Von allen guten und bösen Geistern verlassen

Ostfriesland ist ein Land mit Grachten, Flüssen und Kanälen. Die Ems gab dabei einer ganzen Region ihren Namen.

Ostfriesischer Lerneffekte

Ende August lebe ich bereits ein Jahr in Emden und somit Ostfriesland. Eine spannende Zeit, allerdings für meinen Geschmack manchmal etwas einseitig, bedingt durch die Pandemie. Von meiner neuen Heimat möchte ich einfach mehr kennenlernen, ohne gleich in die Panik der möglichen Ansteckung mit Covid-19 zu verfallen. Die erste Impfung habe ich gut vertragen hinter mir, die zweite folgt dann noch. Die ideale Gelegenheit, mit der Planung für Ausflüge in der beginnen.

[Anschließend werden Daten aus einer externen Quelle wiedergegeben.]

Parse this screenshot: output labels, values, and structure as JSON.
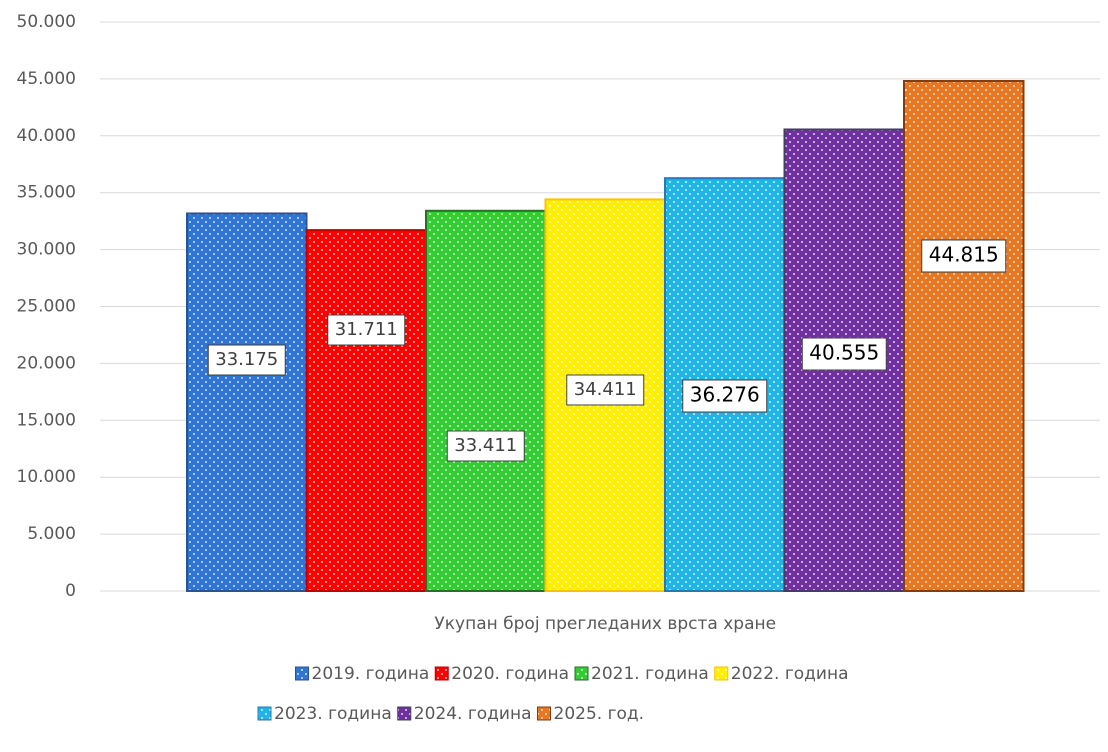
{
  "chart_data": {
    "type": "bar",
    "categories": [
      "Укупан број прегледаних врста хране"
    ],
    "series": [
      {
        "name": "2019. година",
        "color": "#2e75d6",
        "values": [
          33175
        ],
        "value_labels": [
          "33.175"
        ]
      },
      {
        "name": "2020. година",
        "color": "#ff0000",
        "values": [
          31711
        ],
        "value_labels": [
          "31.711"
        ]
      },
      {
        "name": "2021. година",
        "color": "#33cc33",
        "values": [
          33411
        ],
        "value_labels": [
          "33.411"
        ]
      },
      {
        "name": "2022. година",
        "color": "#ffee00",
        "values": [
          34411
        ],
        "value_labels": [
          "34.411"
        ]
      },
      {
        "name": "2023. година",
        "color": "#1fb5e6",
        "values": [
          36276
        ],
        "value_labels": [
          "36.276"
        ]
      },
      {
        "name": "2024. година",
        "color": "#7030a0",
        "values": [
          40555
        ],
        "value_labels": [
          "40.555"
        ]
      },
      {
        "name": "2025. год.",
        "color": "#e87722",
        "values": [
          44815
        ],
        "value_labels": [
          "44.815"
        ]
      }
    ],
    "ylim": [
      0,
      50000
    ],
    "yticks": [
      0,
      {
        "value": 5000,
        "label": "5.000"
      },
      {
        "value": 10000,
        "label": "10.000"
      },
      {
        "value": 15000,
        "label": "15.000"
      },
      {
        "value": 20000,
        "label": "20.000"
      },
      {
        "value": 25000,
        "label": "25.000"
      },
      {
        "value": 30000,
        "label": "30.000"
      },
      {
        "value": 35000,
        "label": "35.000"
      },
      {
        "value": 40000,
        "label": "40.000"
      },
      {
        "value": 45000,
        "label": "45.000"
      },
      {
        "value": 50000,
        "label": "50.000"
      }
    ],
    "grid": true,
    "legend": "bottom"
  }
}
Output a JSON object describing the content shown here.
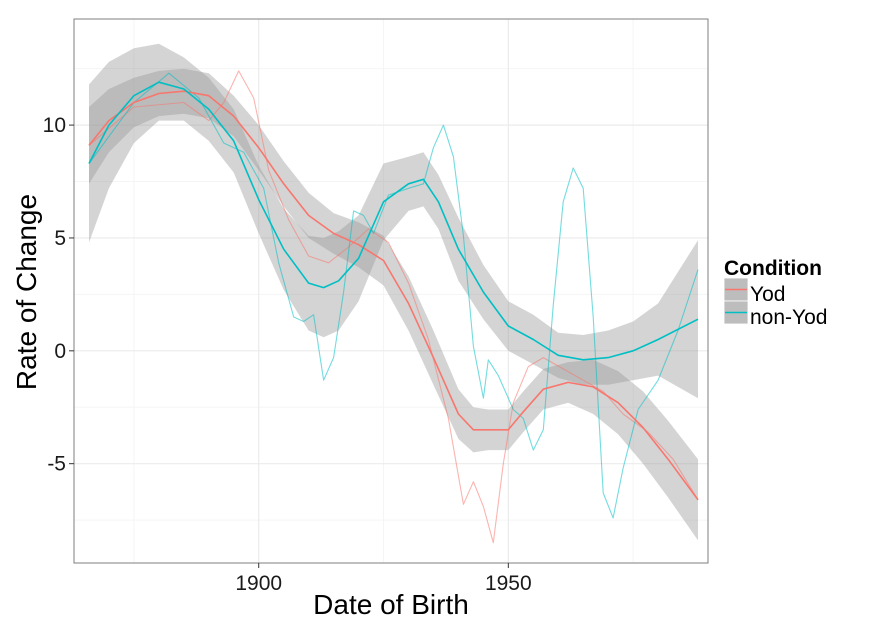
{
  "chart_data": {
    "type": "line",
    "title": "",
    "xlabel": "Date of Birth",
    "ylabel": "Rate of Change",
    "xlim": [
      1863,
      1990
    ],
    "ylim": [
      -9.4,
      14.7
    ],
    "x_ticks": [
      1900,
      1950
    ],
    "x_tick_labels": [
      "1900",
      "1950"
    ],
    "y_ticks": [
      -5,
      0,
      5,
      10
    ],
    "y_tick_labels": [
      "-5",
      "0",
      "5",
      "10"
    ],
    "x_minor_ticks": [
      1875,
      1925,
      1975
    ],
    "y_minor_ticks": [
      -7.5,
      -2.5,
      2.5,
      7.5,
      12.5
    ],
    "grid": true,
    "theme": "bw",
    "legend": {
      "title": "Condition",
      "position": "right",
      "entries": [
        "Yod",
        "non-Yod"
      ]
    },
    "series": [
      {
        "name": "Yod",
        "color": "#F8766D",
        "smooth": {
          "x": [
            1866,
            1870,
            1875,
            1880,
            1885,
            1890,
            1895,
            1900,
            1905,
            1910,
            1915,
            1920,
            1925,
            1930,
            1935,
            1940,
            1943,
            1946,
            1950,
            1953,
            1957,
            1962,
            1967,
            1972,
            1977,
            1982,
            1988
          ],
          "y": [
            9.1,
            10.2,
            11.0,
            11.4,
            11.5,
            11.3,
            10.4,
            9.0,
            7.4,
            6.0,
            5.2,
            4.7,
            4.0,
            2.1,
            -0.3,
            -2.8,
            -3.5,
            -3.5,
            -3.5,
            -2.7,
            -1.7,
            -1.4,
            -1.6,
            -2.3,
            -3.4,
            -4.8,
            -6.6
          ],
          "lower": [
            7.4,
            8.8,
            9.9,
            10.4,
            10.5,
            10.3,
            9.5,
            8.0,
            6.4,
            5.0,
            4.3,
            3.7,
            2.9,
            0.9,
            -1.5,
            -3.9,
            -4.5,
            -4.4,
            -4.4,
            -3.6,
            -2.6,
            -2.3,
            -2.8,
            -3.7,
            -5.0,
            -6.5,
            -8.4
          ],
          "upper": [
            10.8,
            11.6,
            12.1,
            12.4,
            12.5,
            12.3,
            11.3,
            10.0,
            8.4,
            7.0,
            6.1,
            5.7,
            5.1,
            3.3,
            0.9,
            -1.7,
            -2.5,
            -2.6,
            -2.6,
            -1.8,
            -0.8,
            -0.5,
            -0.4,
            -0.9,
            -1.8,
            -3.1,
            -4.8
          ]
        },
        "raw": {
          "x": [
            1866,
            1875,
            1885,
            1890,
            1893,
            1896,
            1899,
            1902,
            1906,
            1910,
            1914,
            1918,
            1922,
            1926,
            1930,
            1934,
            1938,
            1941,
            1943,
            1945,
            1947,
            1949,
            1951,
            1954,
            1957,
            1961,
            1965,
            1969,
            1973,
            1978,
            1983,
            1988
          ],
          "y": [
            9.1,
            10.8,
            11.0,
            10.2,
            11.0,
            12.4,
            11.2,
            8.0,
            5.8,
            4.2,
            3.9,
            4.6,
            5.4,
            4.8,
            3.0,
            0.5,
            -3.0,
            -6.8,
            -5.8,
            -6.9,
            -8.5,
            -5.0,
            -2.3,
            -0.7,
            -0.3,
            -0.8,
            -1.3,
            -1.8,
            -2.8,
            -3.6,
            -4.8,
            -6.6
          ]
        }
      },
      {
        "name": "non-Yod",
        "color": "#00BFC4",
        "smooth": {
          "x": [
            1866,
            1870,
            1875,
            1880,
            1885,
            1890,
            1895,
            1900,
            1905,
            1910,
            1913,
            1916,
            1920,
            1925,
            1930,
            1933,
            1936,
            1940,
            1945,
            1950,
            1955,
            1960,
            1965,
            1970,
            1975,
            1980,
            1988
          ],
          "y": [
            8.3,
            10.0,
            11.3,
            11.9,
            11.6,
            10.7,
            9.3,
            6.7,
            4.5,
            3.0,
            2.8,
            3.1,
            4.1,
            6.6,
            7.4,
            7.6,
            6.6,
            4.5,
            2.6,
            1.1,
            0.5,
            -0.2,
            -0.4,
            -0.3,
            0.0,
            0.5,
            1.4
          ],
          "lower": [
            4.8,
            7.2,
            9.2,
            10.2,
            10.2,
            9.3,
            7.9,
            5.2,
            2.7,
            0.9,
            0.6,
            0.9,
            2.2,
            4.9,
            6.2,
            6.4,
            5.4,
            3.1,
            1.4,
            0.0,
            -0.6,
            -1.2,
            -1.5,
            -1.5,
            -1.3,
            -1.1,
            -2.1
          ],
          "upper": [
            11.8,
            12.8,
            13.4,
            13.6,
            13.0,
            12.1,
            10.7,
            8.2,
            6.3,
            5.1,
            5.0,
            5.3,
            6.0,
            8.3,
            8.6,
            8.8,
            7.8,
            5.9,
            3.8,
            2.2,
            1.6,
            0.8,
            0.7,
            0.9,
            1.3,
            2.1,
            4.9
          ]
        },
        "raw": {
          "x": [
            1866,
            1875,
            1882,
            1888,
            1893,
            1897,
            1901,
            1904,
            1907,
            1909,
            1911,
            1913,
            1915,
            1917,
            1919,
            1921,
            1923,
            1926,
            1930,
            1933,
            1935,
            1937,
            1939,
            1941,
            1943,
            1945,
            1946,
            1948,
            1951,
            1953,
            1955,
            1957,
            1959,
            1961,
            1963,
            1965,
            1967,
            1969,
            1971,
            1973,
            1976,
            1980,
            1984,
            1988
          ],
          "y": [
            8.3,
            11.0,
            12.3,
            11.2,
            9.2,
            8.8,
            7.2,
            3.9,
            1.5,
            1.3,
            1.6,
            -1.3,
            -0.3,
            2.6,
            6.2,
            6.0,
            5.2,
            6.9,
            7.2,
            7.4,
            9.0,
            10.0,
            8.6,
            5.1,
            0.2,
            -2.1,
            -0.4,
            -1.1,
            -2.6,
            -3.0,
            -4.4,
            -3.5,
            2.0,
            6.6,
            8.1,
            7.2,
            1.5,
            -6.3,
            -7.4,
            -5.2,
            -2.6,
            -1.3,
            0.9,
            3.6
          ]
        }
      }
    ]
  }
}
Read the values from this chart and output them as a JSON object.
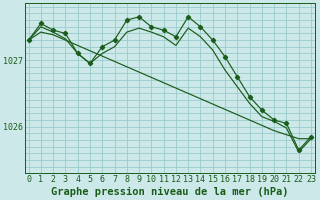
{
  "title": "Graphe pression niveau de la mer (hPa)",
  "background_color": "#cce8e8",
  "grid_color": "#99cccc",
  "line_color": "#1a5c1a",
  "marker_color": "#1a5c1a",
  "text_color": "#1a5c1a",
  "x_labels": [
    "0",
    "1",
    "2",
    "3",
    "4",
    "5",
    "6",
    "7",
    "8",
    "9",
    "10",
    "11",
    "12",
    "13",
    "14",
    "15",
    "16",
    "17",
    "18",
    "19",
    "20",
    "21",
    "22",
    "23"
  ],
  "y_ticks": [
    1026,
    1027
  ],
  "ylim": [
    1025.3,
    1027.85
  ],
  "xlim": [
    -0.3,
    23.3
  ],
  "series_main": [
    1027.3,
    1027.55,
    1027.45,
    1027.4,
    1027.1,
    1026.95,
    1027.2,
    1027.3,
    1027.6,
    1027.65,
    1027.5,
    1027.45,
    1027.35,
    1027.65,
    1027.5,
    1027.3,
    1027.05,
    1026.75,
    1026.45,
    1026.25,
    1026.1,
    1026.05,
    1025.65,
    1025.85
  ],
  "series_trend1": [
    1027.3,
    1027.42,
    1027.38,
    1027.3,
    1027.22,
    1027.14,
    1027.06,
    1026.98,
    1026.9,
    1026.82,
    1026.74,
    1026.66,
    1026.58,
    1026.5,
    1026.42,
    1026.34,
    1026.26,
    1026.18,
    1026.1,
    1026.02,
    1025.94,
    1025.88,
    1025.82,
    1025.82
  ],
  "series_trend2": [
    1027.3,
    1027.5,
    1027.42,
    1027.32,
    1027.1,
    1026.95,
    1027.1,
    1027.2,
    1027.42,
    1027.48,
    1027.42,
    1027.35,
    1027.22,
    1027.48,
    1027.35,
    1027.15,
    1026.85,
    1026.6,
    1026.35,
    1026.15,
    1026.08,
    1025.98,
    1025.62,
    1025.82
  ],
  "title_fontsize": 7.5,
  "tick_fontsize": 6.0
}
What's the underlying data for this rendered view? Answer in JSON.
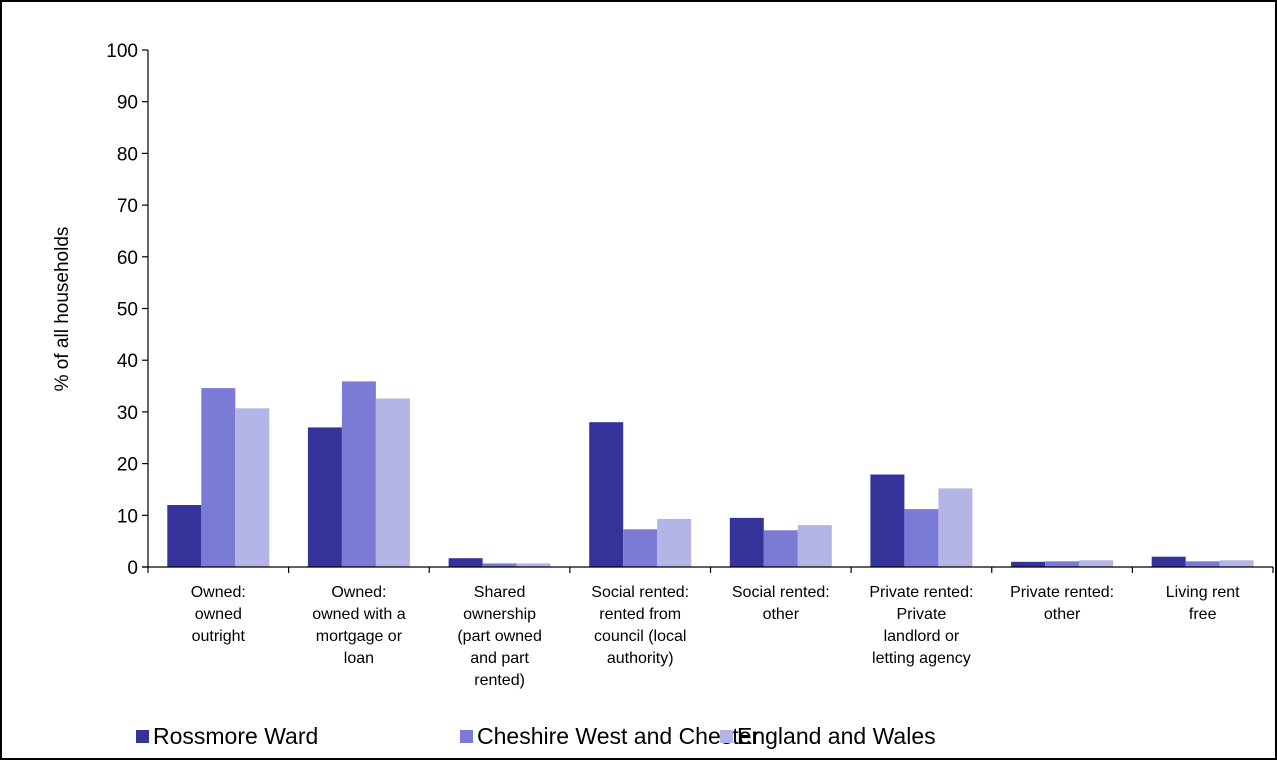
{
  "chart_data": {
    "type": "bar",
    "title": "",
    "xlabel": "",
    "ylabel": "% of all households",
    "ylim": [
      0,
      100
    ],
    "yticks": [
      0,
      10,
      20,
      30,
      40,
      50,
      60,
      70,
      80,
      90,
      100
    ],
    "grid": false,
    "legend_position": "bottom",
    "categories": [
      [
        "Owned:",
        "owned",
        "outright"
      ],
      [
        "Owned:",
        "owned with a",
        "mortgage or",
        "loan"
      ],
      [
        "Shared",
        "ownership",
        "(part owned",
        "and part",
        "rented)"
      ],
      [
        "Social rented:",
        "rented from",
        "council (local",
        "authority)"
      ],
      [
        "Social rented:",
        "other"
      ],
      [
        "Private rented:",
        "Private",
        "landlord or",
        "letting agency"
      ],
      [
        "Private rented:",
        "other"
      ],
      [
        "Living rent",
        "free"
      ]
    ],
    "series": [
      {
        "name": "Rossmore Ward",
        "color": "#333399",
        "values": [
          12.0,
          27.0,
          1.7,
          28.0,
          9.5,
          17.9,
          1.0,
          2.0
        ]
      },
      {
        "name": "Cheshire West and Chester",
        "color": "#7b7bd6",
        "values": [
          34.6,
          35.9,
          0.7,
          7.3,
          7.1,
          11.2,
          1.1,
          1.1
        ]
      },
      {
        "name": "England and Wales",
        "color": "#b4b4e6",
        "values": [
          30.7,
          32.6,
          0.7,
          9.3,
          8.1,
          15.2,
          1.3,
          1.3
        ]
      }
    ]
  }
}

Gelernt habe ich als neu Zugezogener nicht nur die Sache mit dem Tee, ostfriesische Eigenheiten wie den Nationalsport Boßeln, sondern auch, dass man unterhalb von Ostfriesland im Emsland etwas langsam ist. Nein, Scherz beiseite. Das Emsland galt lange als Armenhaus der Nation, wie ich aus einer NDR-Doku weiß. Ansonsten sind die Menschen dort zwar mehrheitlich katholisch, aber trotzdem ganz nett sein. Im Übrigen namensgebenden für das Emsland ist die Ems. Die hat ihren Ursprung im ostwestfälischen Schloß Holte-Stukenbrock, als quasi in der Nähe von Bielefeld. Die Stadt werde ich auch irgendwie nicht mehr los.

Von der Quelle aus fließ die Ems durch Niedersachsen und fließ bei Emden in den Dollart. Zumindest wenn man der Geschäftsstelle der Flussgebietsgemeinschaft (FGG) Ems glauben darf, denn auf Wikipedia und anderswo laufen kontroverse Diskussion, wo denn genau der Fluss mündet und ob sein Wasser nicht sogar bis nach Borkum fließt.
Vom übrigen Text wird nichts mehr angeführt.